Il movimento brasiliano dell’integralismo, il cui leader carismatico fu Plinio Salgado e che, negli anni Trenta del XX secolo, si caratterizzò come il più importante movimento politico di massa di ispirazione fascista, anzi, come il primo movimento di massa, in senso assoluto, dell’intera storia brasiliana, presenta un notevole interesse storico soprattutto per le connessioni, che in esso si verificarono, fra nazionalismo, populismo, corporativismo e spirito religioso.
In effetti, Plinio Salgado è stato anche un notevole scrittore e pensatore religioso, un fervido cattolico che vedeva nel proprio movimento una sorta di avvento di una nuova età dello spirito, in cui ai falsi idoli del materialismo, del denaro e della tecnica, sarebbe subentrata una aristocrazia radicale, tale da instaurare l’amore di Dio in Terra; e questo aspetto del suo pensiero richiama esplicitamente le grandi utopie medievali, specialmente quella gioachimita.
D’altra parte, senza risalire così lontano nel tempo, una analogia non meno vistosa è quella che si presenta con il movimento romeno fondato da Corneliu Zelea Codreanu, la Legione dell’Arcangelo Michele, poi divenuta (dal 1927) Guardia di Ferro, che uno storico del calibro di Ernst Nolte ha definito come il più interessante fra tutti i movimenti fascisti europei, per le sue caratteristiche di assoluta originalità, accanto a quelle comuni ad altri movimenti analoghi sorti, fra le due guerre mondiali, in varie parti del mondo.
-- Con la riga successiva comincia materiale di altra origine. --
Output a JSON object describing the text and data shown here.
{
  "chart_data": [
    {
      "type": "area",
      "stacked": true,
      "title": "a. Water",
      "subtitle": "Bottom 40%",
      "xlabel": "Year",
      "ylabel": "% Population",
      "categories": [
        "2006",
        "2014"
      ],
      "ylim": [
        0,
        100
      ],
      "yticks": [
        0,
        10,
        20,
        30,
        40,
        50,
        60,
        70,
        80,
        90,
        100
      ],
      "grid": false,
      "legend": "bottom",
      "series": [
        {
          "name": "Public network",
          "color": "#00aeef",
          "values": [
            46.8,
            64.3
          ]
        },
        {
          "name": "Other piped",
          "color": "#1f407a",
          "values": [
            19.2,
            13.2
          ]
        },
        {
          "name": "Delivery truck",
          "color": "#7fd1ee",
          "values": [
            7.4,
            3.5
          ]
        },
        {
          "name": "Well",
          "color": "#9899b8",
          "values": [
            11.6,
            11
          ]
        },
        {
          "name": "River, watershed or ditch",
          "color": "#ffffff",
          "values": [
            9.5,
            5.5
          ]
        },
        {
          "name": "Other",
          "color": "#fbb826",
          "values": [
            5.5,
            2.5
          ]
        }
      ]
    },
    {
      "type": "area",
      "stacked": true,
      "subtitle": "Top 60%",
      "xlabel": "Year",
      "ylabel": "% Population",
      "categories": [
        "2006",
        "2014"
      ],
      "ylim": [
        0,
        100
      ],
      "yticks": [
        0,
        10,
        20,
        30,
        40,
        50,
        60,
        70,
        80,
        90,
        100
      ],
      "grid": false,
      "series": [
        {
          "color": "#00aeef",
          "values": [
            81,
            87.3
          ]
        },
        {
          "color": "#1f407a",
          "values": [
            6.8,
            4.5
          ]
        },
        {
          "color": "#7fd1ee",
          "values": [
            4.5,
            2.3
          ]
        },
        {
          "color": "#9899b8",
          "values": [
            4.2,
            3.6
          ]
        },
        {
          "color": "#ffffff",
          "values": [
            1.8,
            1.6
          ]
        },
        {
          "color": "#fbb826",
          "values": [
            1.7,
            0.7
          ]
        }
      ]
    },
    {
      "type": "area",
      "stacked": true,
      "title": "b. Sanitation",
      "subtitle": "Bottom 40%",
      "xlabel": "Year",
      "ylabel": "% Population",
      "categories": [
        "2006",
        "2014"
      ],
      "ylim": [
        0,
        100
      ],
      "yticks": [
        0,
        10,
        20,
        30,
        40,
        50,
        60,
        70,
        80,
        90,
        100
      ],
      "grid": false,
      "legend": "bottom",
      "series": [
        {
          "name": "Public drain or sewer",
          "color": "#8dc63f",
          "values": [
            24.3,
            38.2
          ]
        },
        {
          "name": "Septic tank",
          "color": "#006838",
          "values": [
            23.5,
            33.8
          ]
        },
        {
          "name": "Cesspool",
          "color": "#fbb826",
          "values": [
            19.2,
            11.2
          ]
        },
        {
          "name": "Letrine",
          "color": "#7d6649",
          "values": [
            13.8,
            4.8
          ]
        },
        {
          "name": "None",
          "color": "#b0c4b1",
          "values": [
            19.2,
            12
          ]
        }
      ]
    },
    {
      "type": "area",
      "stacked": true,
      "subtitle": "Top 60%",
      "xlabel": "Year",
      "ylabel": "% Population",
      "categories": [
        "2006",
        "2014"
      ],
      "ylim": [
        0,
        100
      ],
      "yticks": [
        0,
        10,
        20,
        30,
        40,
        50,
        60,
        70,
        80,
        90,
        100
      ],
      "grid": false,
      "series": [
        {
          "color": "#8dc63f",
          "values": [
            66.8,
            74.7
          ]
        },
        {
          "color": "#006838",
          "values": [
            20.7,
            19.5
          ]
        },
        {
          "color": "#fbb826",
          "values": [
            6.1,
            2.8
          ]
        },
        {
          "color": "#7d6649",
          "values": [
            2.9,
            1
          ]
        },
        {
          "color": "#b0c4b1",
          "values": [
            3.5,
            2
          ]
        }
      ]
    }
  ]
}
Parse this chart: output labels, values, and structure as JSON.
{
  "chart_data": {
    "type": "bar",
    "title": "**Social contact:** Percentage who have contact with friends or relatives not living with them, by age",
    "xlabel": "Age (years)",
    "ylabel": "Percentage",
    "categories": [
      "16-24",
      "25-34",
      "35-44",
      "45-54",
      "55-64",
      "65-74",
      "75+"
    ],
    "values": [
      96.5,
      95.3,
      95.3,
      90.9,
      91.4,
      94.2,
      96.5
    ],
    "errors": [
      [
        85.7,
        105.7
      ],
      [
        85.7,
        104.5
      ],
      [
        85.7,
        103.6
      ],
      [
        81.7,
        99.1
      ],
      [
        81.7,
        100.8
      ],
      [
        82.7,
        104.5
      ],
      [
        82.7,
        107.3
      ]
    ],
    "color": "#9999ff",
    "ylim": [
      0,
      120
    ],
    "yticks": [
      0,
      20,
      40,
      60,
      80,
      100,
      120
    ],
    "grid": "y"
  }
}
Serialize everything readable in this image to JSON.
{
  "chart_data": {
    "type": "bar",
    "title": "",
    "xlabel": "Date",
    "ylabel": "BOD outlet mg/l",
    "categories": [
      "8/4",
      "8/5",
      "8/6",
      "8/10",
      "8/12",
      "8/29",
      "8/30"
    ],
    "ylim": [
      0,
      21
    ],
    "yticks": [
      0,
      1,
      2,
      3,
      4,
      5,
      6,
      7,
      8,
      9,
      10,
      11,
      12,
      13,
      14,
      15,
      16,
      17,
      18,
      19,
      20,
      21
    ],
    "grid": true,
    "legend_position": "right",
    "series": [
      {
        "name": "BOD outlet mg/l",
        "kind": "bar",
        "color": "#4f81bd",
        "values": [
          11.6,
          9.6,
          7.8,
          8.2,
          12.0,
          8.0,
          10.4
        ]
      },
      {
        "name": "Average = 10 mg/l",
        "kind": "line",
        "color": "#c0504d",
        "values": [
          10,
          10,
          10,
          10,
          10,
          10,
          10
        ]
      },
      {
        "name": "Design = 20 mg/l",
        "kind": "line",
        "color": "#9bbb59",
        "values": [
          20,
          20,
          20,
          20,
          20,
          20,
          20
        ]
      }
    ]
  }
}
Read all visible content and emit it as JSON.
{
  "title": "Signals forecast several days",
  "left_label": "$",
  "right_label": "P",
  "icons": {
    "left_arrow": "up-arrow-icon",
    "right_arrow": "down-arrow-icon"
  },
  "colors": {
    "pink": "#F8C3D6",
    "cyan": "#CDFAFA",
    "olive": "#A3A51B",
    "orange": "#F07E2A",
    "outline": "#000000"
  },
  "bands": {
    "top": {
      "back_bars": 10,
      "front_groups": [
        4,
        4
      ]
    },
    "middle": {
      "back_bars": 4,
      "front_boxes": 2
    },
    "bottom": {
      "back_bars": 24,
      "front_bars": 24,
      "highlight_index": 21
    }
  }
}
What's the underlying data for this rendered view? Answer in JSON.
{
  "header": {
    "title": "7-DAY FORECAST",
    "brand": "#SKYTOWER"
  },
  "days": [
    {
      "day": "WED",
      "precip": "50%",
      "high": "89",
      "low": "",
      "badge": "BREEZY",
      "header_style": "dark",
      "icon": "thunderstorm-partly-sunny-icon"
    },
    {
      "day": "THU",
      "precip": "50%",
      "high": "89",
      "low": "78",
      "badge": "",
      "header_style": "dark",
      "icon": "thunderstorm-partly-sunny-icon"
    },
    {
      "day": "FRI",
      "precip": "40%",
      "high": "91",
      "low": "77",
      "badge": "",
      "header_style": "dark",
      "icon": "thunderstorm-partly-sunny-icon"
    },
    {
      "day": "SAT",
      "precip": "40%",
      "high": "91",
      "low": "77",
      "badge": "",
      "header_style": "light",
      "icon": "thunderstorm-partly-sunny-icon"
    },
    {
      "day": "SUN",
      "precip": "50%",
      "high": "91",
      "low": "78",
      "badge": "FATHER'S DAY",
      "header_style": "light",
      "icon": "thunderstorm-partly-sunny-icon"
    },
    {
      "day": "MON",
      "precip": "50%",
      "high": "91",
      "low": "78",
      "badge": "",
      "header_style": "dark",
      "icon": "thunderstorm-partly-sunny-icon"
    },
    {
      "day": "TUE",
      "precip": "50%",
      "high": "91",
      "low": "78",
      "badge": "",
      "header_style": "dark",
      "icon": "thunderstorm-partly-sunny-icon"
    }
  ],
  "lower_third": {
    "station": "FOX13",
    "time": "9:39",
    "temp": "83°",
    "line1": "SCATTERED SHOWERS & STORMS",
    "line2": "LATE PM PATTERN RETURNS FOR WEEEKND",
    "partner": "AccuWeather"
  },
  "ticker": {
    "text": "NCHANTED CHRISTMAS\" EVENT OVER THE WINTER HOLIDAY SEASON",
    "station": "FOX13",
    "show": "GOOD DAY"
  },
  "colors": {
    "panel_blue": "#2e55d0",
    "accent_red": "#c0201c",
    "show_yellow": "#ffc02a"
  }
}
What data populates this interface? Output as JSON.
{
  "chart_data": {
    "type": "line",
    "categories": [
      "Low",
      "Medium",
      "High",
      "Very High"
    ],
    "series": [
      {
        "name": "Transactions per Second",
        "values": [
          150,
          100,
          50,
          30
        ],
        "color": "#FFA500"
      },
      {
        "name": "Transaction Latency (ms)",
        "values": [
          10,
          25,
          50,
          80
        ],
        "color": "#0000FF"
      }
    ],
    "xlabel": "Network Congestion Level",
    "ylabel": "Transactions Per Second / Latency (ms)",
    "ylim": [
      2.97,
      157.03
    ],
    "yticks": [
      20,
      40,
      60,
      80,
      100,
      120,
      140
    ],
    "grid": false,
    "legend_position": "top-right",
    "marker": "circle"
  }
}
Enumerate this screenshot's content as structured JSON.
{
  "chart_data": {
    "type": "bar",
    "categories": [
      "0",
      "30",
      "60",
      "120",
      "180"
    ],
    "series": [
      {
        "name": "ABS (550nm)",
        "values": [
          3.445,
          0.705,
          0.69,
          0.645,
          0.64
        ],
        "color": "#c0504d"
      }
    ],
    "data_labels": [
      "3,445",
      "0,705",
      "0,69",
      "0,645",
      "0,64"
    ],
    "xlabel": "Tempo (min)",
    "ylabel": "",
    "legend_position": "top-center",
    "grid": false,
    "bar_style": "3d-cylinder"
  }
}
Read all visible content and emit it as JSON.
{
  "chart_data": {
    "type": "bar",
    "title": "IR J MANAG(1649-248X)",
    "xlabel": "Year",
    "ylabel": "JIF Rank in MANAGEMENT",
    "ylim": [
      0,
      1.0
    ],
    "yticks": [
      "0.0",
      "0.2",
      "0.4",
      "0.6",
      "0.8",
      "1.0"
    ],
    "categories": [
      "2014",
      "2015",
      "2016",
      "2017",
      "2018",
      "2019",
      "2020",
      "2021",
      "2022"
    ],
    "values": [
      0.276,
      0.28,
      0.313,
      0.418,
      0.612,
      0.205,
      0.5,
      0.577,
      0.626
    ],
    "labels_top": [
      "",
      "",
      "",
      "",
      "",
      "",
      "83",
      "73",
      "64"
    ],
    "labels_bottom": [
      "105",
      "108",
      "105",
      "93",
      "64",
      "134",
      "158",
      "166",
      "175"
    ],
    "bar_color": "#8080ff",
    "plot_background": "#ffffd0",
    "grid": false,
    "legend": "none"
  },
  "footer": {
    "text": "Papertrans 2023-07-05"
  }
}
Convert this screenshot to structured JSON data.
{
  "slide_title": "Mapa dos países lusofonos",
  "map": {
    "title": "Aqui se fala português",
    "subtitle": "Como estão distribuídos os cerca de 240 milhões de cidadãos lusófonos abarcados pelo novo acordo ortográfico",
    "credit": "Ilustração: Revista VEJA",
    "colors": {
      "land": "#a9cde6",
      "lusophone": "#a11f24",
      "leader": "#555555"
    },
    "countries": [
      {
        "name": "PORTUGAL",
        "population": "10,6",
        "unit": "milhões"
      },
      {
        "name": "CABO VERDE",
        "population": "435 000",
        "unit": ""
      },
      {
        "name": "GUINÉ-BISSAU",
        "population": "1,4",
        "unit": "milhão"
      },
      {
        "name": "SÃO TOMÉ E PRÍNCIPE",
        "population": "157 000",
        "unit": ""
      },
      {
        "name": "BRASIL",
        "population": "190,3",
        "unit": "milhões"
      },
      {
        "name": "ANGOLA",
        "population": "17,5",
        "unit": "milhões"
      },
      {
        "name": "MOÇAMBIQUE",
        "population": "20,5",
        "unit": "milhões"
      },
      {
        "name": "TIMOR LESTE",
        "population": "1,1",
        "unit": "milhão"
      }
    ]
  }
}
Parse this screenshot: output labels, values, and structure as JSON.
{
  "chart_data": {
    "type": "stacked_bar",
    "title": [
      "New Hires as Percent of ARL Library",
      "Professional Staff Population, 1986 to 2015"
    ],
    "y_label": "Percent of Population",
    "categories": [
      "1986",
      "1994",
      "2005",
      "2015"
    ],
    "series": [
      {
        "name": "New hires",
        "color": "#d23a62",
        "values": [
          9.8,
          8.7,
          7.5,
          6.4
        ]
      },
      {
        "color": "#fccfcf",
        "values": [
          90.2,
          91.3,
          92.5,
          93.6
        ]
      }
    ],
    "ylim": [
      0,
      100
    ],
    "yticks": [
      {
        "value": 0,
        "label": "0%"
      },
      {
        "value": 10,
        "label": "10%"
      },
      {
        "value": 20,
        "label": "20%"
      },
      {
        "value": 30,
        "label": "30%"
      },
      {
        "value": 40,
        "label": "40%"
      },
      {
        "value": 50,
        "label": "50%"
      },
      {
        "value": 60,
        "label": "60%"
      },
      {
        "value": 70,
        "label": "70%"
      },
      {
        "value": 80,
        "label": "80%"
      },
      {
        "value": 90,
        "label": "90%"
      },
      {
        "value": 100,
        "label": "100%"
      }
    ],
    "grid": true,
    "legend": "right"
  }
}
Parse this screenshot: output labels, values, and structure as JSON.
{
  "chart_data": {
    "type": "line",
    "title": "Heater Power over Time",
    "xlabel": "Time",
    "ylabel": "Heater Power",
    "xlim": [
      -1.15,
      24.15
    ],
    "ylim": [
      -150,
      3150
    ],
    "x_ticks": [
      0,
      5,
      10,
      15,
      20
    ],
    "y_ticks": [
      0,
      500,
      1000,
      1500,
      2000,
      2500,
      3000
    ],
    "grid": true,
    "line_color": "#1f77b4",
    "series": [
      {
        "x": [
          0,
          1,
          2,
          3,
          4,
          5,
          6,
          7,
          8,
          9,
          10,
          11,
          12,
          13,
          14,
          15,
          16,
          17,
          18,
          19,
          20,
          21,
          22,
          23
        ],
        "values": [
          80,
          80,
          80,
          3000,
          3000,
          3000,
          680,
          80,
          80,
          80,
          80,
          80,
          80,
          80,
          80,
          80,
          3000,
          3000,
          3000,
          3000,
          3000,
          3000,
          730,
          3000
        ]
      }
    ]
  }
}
Tralasciamo qui il duplice problema, perché non ci sembra la sede idonea e anche per lo scarso interesse di una discussione puramente teorica, se si possa continuare a definire il fascismo, come hanno sempre fatto sia la storiografia liberaldemocratica, sia quella marxista, come una ideologia puramente e semplicemente di destra; e se si possa parlare del fascismo solo al singolare, considerando gli altri movimenti affini come delle semplici imitazioni del modello italiano, o se non si debba invece parlare di esso al plurale, ciò che implica la necessità storiografica di analizzare i singoli fascismi uno per uno, accentuandone gli aspetti di autonomia nazionale.
Premettiamo solo, per chiarezza espositiva, che noi propendiamo a rispondere negativamente alla prima questione, rivendicando la matrice di sinistra del primo fascismo, quello di Piazza San Sepolcro, e, in parte, anche dell’ultimo, quello di Salò, nonché dello stesso Mussolini e della sua concezione politica generale; e negativamente anche alla seconda, perché, analizzando bene l’Action Française di Maurras, la Guardia di Ferro di Codreanu, le Croci Frecciate di Szálasi, gli Ustascia di Pavelic, per non parlare del franchismo o dell’Estado Novo di Salazar, ci si rende conto ben presto che ciascuno di essi nacque e si sviluppò in condizioni profondamente originali ed ebbe nel fascismo italiano solo un punto di riferimento più o meno generico.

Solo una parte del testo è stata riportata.